Inter-Korea relations deteriorated after a canceled summit between Kim and U.S. President Donald Trump in Vietnam last year as the North refused to give up its nuclear arsenal. North Korea is upset the South has not stopped the crushing U.S. and United Nations sanctions on the country. Kim Yo Jong’s recent attacks on balloon launchers came as she has taken on a more public role (her brother is rumored to be in poor health). 

“She’s taken the lead in stopping the efforts of the human rights activists as a way to show her ability and talent and consolidate her position,” said Suzanne Scholte, president of Defense Forum Foundation.
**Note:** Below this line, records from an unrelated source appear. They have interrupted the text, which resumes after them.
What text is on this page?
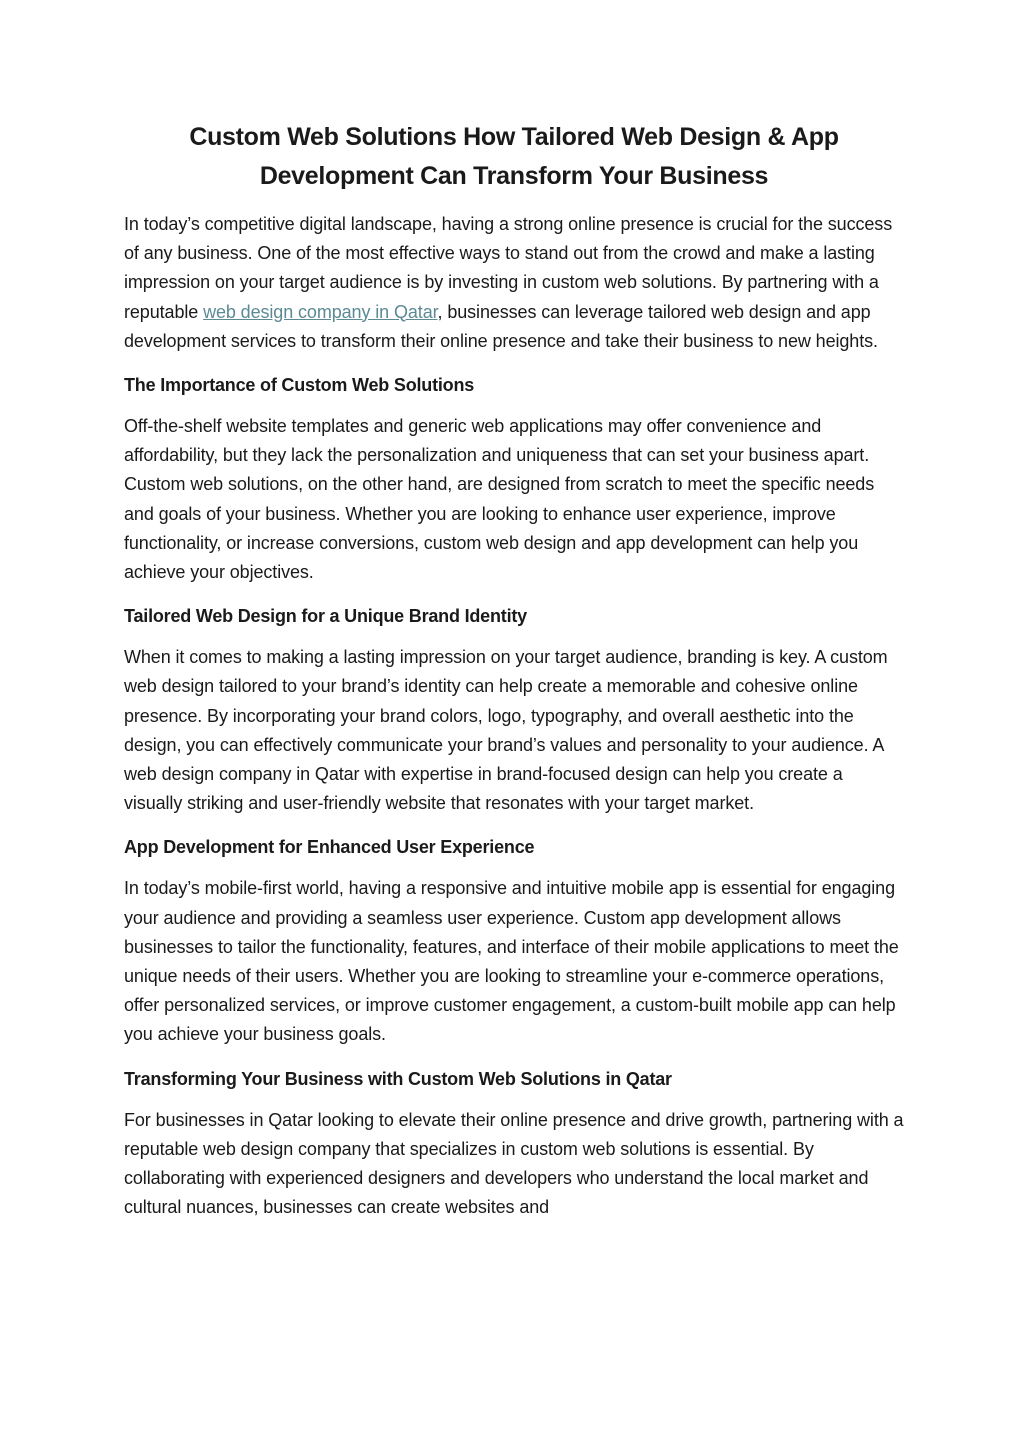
Custom Web Solutions How Tailored Web Design & App Development Can Transform Your Business

In today’s competitive digital landscape, having a strong online presence is crucial for the success of any business. One of the most effective ways to stand out from the crowd and make a lasting impression on your target audience is by investing in custom web solutions. By partnering with a reputable web design company in Qatar, businesses can leverage tailored web design and app development services to transform their online presence and take their business to new heights.

The Importance of Custom Web Solutions

Off-the-shelf website templates and generic web applications may offer convenience and affordability, but they lack the personalization and uniqueness that can set your business apart. Custom web solutions, on the other hand, are designed from scratch to meet the specific needs and goals of your business. Whether you are looking to enhance user experience, improve functionality, or increase conversions, custom web design and app development can help you achieve your objectives.

Tailored Web Design for a Unique Brand Identity

When it comes to making a lasting impression on your target audience, branding is key. A custom web design tailored to your brand’s identity can help create a memorable and cohesive online presence. By incorporating your brand colors, logo, typography, and overall aesthetic into the design, you can effectively communicate your brand’s values and personality to your audience. A web design company in Qatar with expertise in brand-focused design can help you create a visually striking and user-friendly website that resonates with your target market.

App Development for Enhanced User Experience

In today’s mobile-first world, having a responsive and intuitive mobile app is essential for engaging your audience and providing a seamless user experience. Custom app development allows businesses to tailor the functionality, features, and interface of their mobile applications to meet the unique needs of their users. Whether you are looking to streamline your e-commerce operations, offer personalized services, or improve customer engagement, a custom-built mobile app can help you achieve your business goals.

Transforming Your Business with Custom Web Solutions in Qatar

For businesses in Qatar looking to elevate their online presence and drive growth, partnering with a reputable web design company that specializes in custom web solutions is essential. By collaborating with experienced designers and developers who understand the local market and cultural nuances, businesses can create websites and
She said Moon’s response of agreeing to ban the balloon launches and pressing charges against the activist groups “is helping elevate [Kim Yo Jong’s] stature in the regime as she has been able to accomplish what her father and grandfather couldn’t.”

Gyeonggi province, where the balloons launch, banned activists from entering border areas, claiming it endangers the safety of its residents. It used city laws, including those regulating littering and outdoor advertising, to justify arresting and fining activists. Gyeonggi Gov. Lee Jae-myung also began investigations into four activist groups including Fighters for a Free North Korea and VOMK, alleging the groups collected donations for profit. 
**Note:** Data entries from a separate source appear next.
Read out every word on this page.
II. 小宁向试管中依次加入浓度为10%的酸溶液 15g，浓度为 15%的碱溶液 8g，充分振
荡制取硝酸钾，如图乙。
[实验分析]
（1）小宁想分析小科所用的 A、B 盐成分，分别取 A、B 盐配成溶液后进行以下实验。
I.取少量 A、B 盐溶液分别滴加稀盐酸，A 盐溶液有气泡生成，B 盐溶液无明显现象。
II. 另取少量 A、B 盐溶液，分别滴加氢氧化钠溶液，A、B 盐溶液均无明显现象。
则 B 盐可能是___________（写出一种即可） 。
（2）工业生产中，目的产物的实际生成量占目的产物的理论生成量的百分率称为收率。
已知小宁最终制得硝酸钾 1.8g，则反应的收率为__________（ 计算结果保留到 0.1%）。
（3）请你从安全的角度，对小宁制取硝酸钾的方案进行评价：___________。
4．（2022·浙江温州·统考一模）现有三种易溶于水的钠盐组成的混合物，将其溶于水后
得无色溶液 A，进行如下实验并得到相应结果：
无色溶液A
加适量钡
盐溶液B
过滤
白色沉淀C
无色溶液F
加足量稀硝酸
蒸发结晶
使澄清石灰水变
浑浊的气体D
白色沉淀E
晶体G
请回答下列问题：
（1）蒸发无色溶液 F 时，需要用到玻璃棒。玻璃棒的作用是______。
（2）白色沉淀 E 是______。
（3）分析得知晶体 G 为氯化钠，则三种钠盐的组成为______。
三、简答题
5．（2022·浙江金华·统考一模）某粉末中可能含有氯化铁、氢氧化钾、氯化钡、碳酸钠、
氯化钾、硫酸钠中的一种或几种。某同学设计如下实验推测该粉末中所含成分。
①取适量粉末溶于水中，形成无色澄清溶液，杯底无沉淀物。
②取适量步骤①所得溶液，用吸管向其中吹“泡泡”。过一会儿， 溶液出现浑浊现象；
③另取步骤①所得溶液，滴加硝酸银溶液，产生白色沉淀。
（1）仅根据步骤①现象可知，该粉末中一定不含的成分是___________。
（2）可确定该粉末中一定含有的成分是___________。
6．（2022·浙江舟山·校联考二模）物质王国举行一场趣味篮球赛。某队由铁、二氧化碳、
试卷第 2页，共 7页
In mid-July the Ministry of Unification revoked licenses for Fighters for a Free North Korea and Kuen Saem. The groups, while not illegal, can no longer raise funds or access benefits for registered nongovernmental organizations.

Park Sang-hak also said the government has taken away his bodyguards, forbidden him from leaving the country, and investigated his bank accounts. In addition, a TV station revealed his home address, exposing him to potential assassins. 
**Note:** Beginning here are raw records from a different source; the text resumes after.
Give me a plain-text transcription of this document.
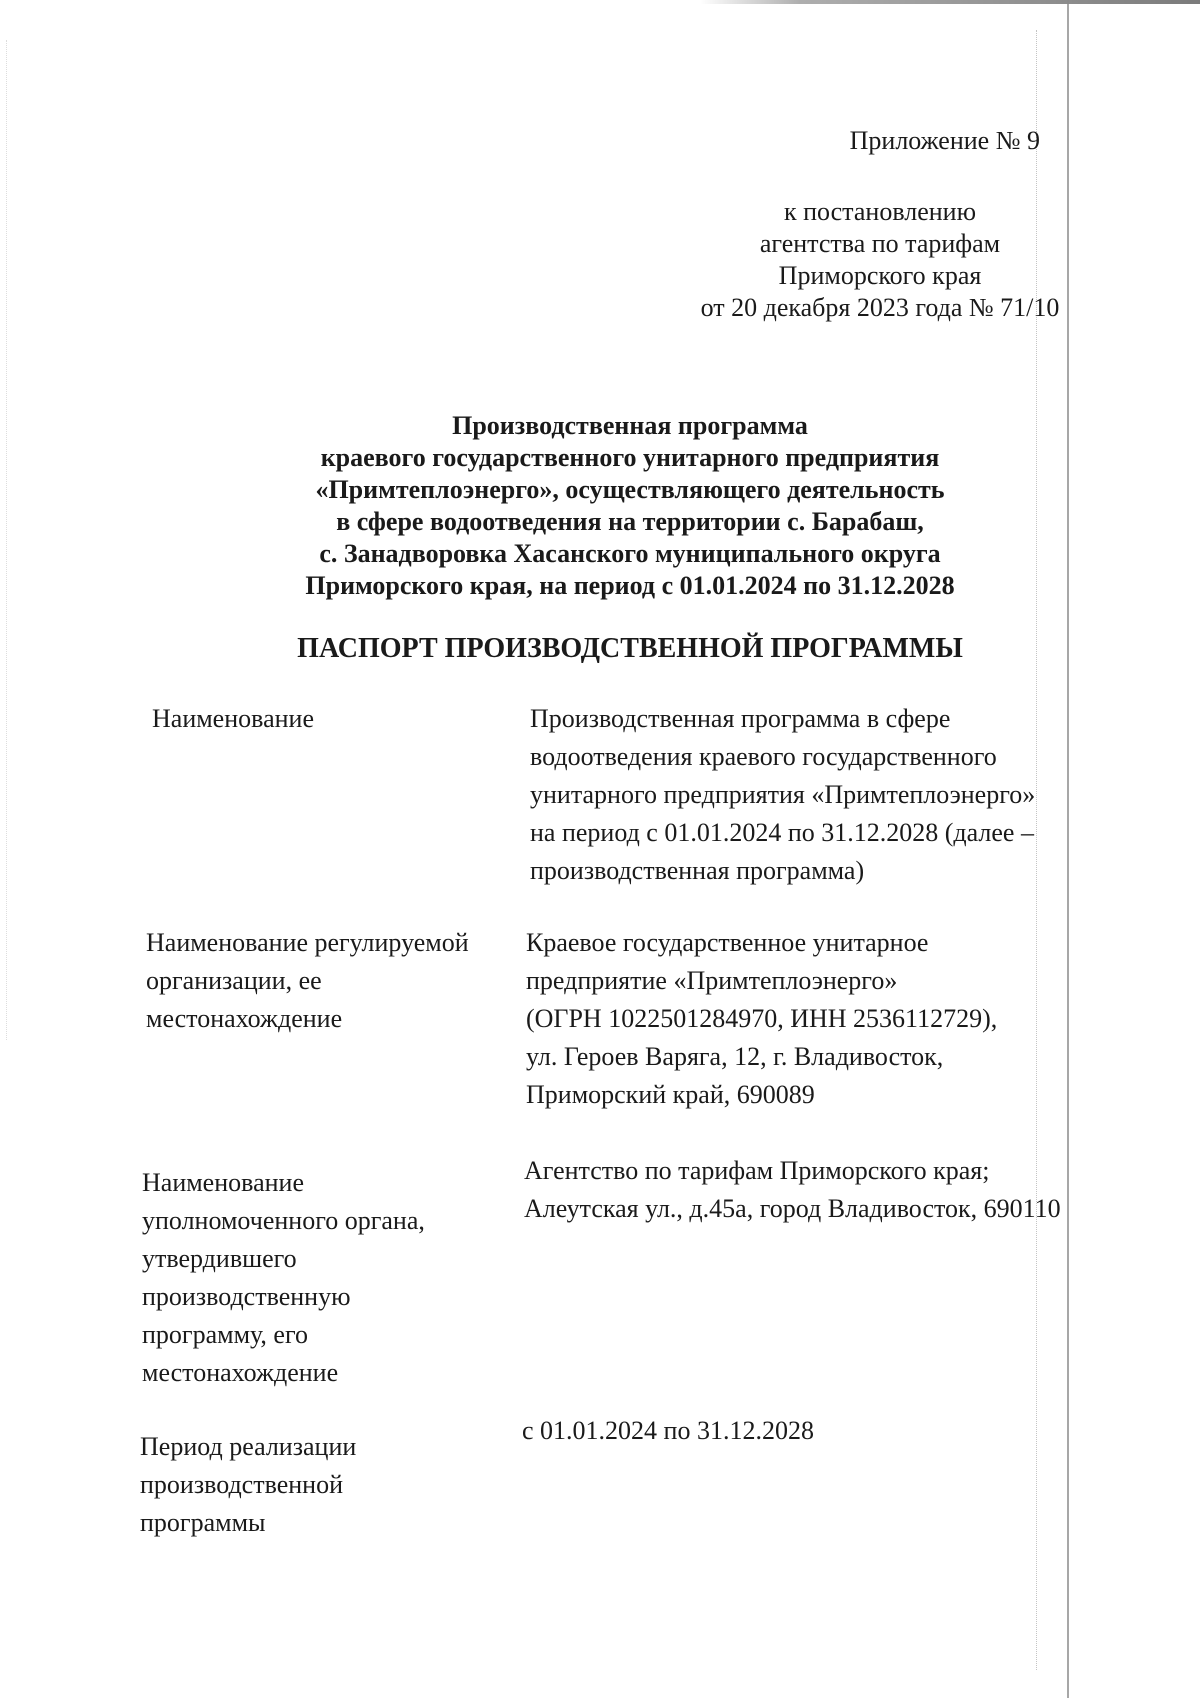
Приложение № 9
к постановлению
агентства по тарифам
Приморского края
от 20 декабря 2023 года № 71/10
Производственная программа
краевого государственного унитарного предприятия
«Примтеплоэнерго», осуществляющего деятельность
в сфере водоотведения на территории с. Барабаш,
с. Занадворовка Хасанского муниципального округа
Приморского края, на период с 01.01.2024 по 31.12.2028
ПАСПОРТ ПРОИЗВОДСТВЕННОЙ ПРОГРАММЫ
Наименование	Производственная программа в сфере
водоотведения краевого государственного
унитарного предприятия «Примтеплоэнерго»
на период с 01.01.2024 по 31.12.2028 (далее –
производственная программа)
Наименование регулируемой
организации, ее
местонахождение
Краевое государственное унитарное
предприятие «Примтеплоэнерго»
(ОГРН 1022501284970, ИНН 2536112729),
ул. Героев Варяга, 12, г. Владивосток,
Приморский край, 690089
Наименование
уполномоченного органа,
утвердившего
производственную
программу, его
местонахождение
Агентство по тарифам Приморского края;
Алеутская ул., д.45а, город Владивосток, 690110
Период реализации
производственной
программы
с 01.01.2024 по 31.12.2028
In an op-ed in The Washington Post, Park Sang-hak said he was shocked at Moon’s appeasement. “South Korea … is a democracy, and distributing leaflets is a basic act of free speech,” he wrote. “It is nonviolent and educational and allows citizens to engage in direct communication with those suffering under North Korean oppression.”

The government intimidation does not end with balloon launches. The Ministry of Unification announced it would investigate the records and offices of 25 civil society organizations working on North Korean human rights issues and defector resettlement. It also required an additional 64 nonprofit groups working in the same field to submit documents to prove they meet NGO requirements.

Scholte noted the investigations would damage the groups’ reputations and may lose them donors since people fear donating to organizations targeted by the government. 

“It’s really awful, the country [the defectors] fled to because it had freedom is coming against them as well,” Scholte said.

Scholte is also chairman of Free North Korea Radio, which broadcasts shortwave news programs into North Korea. She said that because of her work, North Korean hackers have launched cyberattacks against her. In April she received what looked like an email from The Atlantic journalist Uri Friedman asking for her comment for a story, but when she responded, her email bounced back. She called Friedman, who told her he had not sent her an email. 

She also received an email from a contact who works at the South Korean Embassy that included a link to a report on North Korean human rights issues. But she learned he hadn’t sent her an email either. Intelligence officials have linked the hackers to North Korea. In the past, Scholte had also received death threats through email, and North Korean newspapers published negative political cartoons and op-eds about her. 

She said the attacks reveal the effectiveness of activists’ radio broadcasts and balloons. The broadcasts include news, stories from defectors, gospel programs, and messages from Korean War veterans and U.S. lawmakers to dispel North Korean propaganda that Americans are evil.

The Parks have vowed to continue their work. “If Moon continues to subdue activists, academics, and anyone opposed to his policies, he will not only fail to help end dictatorship in North Korea,” Park Sang-hak wrote. “He will also erode liberal democracy in the South.”